Alberta’s recent history with government debt and related interest costs is unique in Canada. All other provinces have carried debt (and debt interest costs, paid by taxpayers) throughout recent decades. Alberta is different.
In the early 2000s, following an ambitious reform period during the 1990s that included both tax and spending reductions, Alberta essentially achieved “debt free” status, and actually saw its financial assets exceed the miniscule debt that remained on the balance sheet.
This fiscal advantage had the potential to allow the province to keep taxes low and ensure that tax dollars were spent on public services or savings for the future, prompting Premier Ralph Klein to say that “never again will this government or the people of this province have to set aside another tax dollar on debt.”
Premier Klein was right to articulate the benefits of debt-free status but, as the recent fiscal update reminds us, his prediction proved incorrect and over time the burden of debt on Albertan taxpayers has returned. More specifically, as the province ran deficit after deficit in the 2010s, and debt started piling up as the decade went on, annual debt interest payments increased.
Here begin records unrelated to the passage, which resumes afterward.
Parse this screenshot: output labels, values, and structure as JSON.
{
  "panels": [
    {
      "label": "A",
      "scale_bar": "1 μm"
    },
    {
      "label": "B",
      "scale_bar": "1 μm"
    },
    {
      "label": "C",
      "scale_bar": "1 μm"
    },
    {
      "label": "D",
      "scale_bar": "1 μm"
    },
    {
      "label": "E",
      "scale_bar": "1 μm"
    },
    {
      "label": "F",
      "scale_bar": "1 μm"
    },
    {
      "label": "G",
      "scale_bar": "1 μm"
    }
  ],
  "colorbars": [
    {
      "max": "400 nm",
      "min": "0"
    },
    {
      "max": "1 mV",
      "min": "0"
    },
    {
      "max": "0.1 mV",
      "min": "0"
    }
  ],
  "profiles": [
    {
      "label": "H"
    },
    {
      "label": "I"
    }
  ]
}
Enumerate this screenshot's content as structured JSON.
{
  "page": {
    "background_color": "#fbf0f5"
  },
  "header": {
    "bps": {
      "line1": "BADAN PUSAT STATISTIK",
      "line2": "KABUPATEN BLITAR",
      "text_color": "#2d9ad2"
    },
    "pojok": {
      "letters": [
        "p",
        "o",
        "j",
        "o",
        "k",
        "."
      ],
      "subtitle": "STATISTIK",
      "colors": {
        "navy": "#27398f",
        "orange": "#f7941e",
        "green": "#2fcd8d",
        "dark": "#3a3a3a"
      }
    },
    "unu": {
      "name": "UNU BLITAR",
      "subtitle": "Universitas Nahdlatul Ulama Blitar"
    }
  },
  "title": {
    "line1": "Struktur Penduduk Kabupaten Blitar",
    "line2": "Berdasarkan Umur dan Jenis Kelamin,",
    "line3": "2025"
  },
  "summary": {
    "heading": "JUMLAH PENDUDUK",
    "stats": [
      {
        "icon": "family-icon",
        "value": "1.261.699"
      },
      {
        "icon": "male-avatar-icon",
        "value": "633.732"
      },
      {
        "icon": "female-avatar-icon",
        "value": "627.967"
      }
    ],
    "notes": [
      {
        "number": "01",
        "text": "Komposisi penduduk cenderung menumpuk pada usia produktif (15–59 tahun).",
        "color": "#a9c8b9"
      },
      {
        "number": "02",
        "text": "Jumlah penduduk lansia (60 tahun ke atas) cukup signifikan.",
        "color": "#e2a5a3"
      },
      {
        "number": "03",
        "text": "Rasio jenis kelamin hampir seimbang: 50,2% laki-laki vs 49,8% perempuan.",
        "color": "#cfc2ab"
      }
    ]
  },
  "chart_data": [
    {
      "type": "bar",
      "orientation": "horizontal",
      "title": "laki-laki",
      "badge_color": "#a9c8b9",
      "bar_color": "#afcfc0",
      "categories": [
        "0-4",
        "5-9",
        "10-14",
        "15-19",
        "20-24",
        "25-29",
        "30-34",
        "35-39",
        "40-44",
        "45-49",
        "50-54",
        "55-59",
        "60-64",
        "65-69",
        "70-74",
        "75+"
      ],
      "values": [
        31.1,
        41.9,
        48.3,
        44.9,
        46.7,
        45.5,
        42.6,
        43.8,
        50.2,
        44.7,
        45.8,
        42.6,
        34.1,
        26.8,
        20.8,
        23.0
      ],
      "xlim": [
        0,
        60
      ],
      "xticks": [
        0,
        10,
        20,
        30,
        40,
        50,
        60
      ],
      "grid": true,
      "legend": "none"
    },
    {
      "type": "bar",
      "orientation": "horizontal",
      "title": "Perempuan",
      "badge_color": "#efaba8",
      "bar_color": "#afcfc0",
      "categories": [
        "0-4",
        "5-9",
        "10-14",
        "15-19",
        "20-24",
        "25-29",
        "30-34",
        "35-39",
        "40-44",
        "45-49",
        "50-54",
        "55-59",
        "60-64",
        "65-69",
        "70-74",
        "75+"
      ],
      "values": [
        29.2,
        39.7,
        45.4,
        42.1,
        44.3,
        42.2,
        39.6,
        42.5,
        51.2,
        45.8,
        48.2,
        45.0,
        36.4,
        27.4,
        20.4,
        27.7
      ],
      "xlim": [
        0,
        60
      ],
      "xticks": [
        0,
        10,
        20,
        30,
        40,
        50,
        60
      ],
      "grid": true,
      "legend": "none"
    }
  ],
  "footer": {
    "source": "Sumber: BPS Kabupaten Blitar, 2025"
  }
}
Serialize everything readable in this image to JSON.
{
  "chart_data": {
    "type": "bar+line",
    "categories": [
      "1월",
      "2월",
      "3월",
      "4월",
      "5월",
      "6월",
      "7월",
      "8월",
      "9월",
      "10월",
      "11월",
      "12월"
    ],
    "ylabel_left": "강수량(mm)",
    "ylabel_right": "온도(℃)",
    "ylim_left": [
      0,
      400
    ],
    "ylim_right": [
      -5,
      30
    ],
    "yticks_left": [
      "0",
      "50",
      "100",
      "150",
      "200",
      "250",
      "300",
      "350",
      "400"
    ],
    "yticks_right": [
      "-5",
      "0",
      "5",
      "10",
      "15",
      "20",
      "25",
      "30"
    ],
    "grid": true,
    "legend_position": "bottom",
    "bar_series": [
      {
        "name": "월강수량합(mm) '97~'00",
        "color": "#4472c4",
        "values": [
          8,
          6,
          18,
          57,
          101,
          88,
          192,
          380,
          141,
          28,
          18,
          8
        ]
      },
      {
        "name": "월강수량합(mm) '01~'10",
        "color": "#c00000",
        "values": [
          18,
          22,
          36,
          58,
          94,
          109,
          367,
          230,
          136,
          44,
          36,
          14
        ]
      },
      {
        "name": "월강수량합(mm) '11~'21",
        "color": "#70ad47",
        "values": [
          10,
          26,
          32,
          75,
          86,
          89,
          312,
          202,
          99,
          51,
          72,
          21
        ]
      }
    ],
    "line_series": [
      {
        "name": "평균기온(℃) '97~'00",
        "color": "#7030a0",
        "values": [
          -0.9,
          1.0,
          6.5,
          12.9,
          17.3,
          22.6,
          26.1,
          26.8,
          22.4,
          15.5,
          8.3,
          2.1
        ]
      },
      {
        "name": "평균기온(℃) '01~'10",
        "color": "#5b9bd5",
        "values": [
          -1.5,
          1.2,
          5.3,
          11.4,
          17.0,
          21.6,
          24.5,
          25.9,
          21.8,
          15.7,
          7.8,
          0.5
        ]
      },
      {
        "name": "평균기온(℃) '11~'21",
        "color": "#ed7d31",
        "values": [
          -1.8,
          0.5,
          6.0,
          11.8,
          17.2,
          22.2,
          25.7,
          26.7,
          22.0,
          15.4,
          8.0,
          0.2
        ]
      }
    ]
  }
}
For example, in 2008/09 Alberta’s government debt interest costs were negligible at just $58 per person. By 2022/23, this number is projected to reach $595 per person.
And despite this year’s large surplus and expected surpluses in the next few years, Alberta’s debt interest costs will not change significantly. According to the fiscal update, debt interest costs will reach a forecasted $2.7 billion this year, with little change throughout the fiscal forecast that extends to 2024/25. This leaves debt interest at around $540 per person, barely unchanged from the start of the decade.
To avoid further increases in the debt burden for Albertans, the Smith government should understand why debt interest payments have reappeared as a meaningful line item on the provincial budget. Successive governments ran large deficits, which led to the rapid increase in debt and related growth of debt interest payments in recent years.
And yet, a recent analysis published by the Fraser Institute shows that with a more restrained approach to spending, Alberta could have avoided much of this debt accumulation. The current and future governments can avoid repeating a run-up in debt and interest costs in future years—especially when resource revenues fall—by reforming and restraining provincial spending.
The Smith government’s recent fiscal update had some good news about this year’s budget balance, but also included a sobering reminder about the loss of Alberta’s debt-free status and the related fiscal benefit of near-zero debt interest costs, which the province’s taxpayers until recently enjoyed.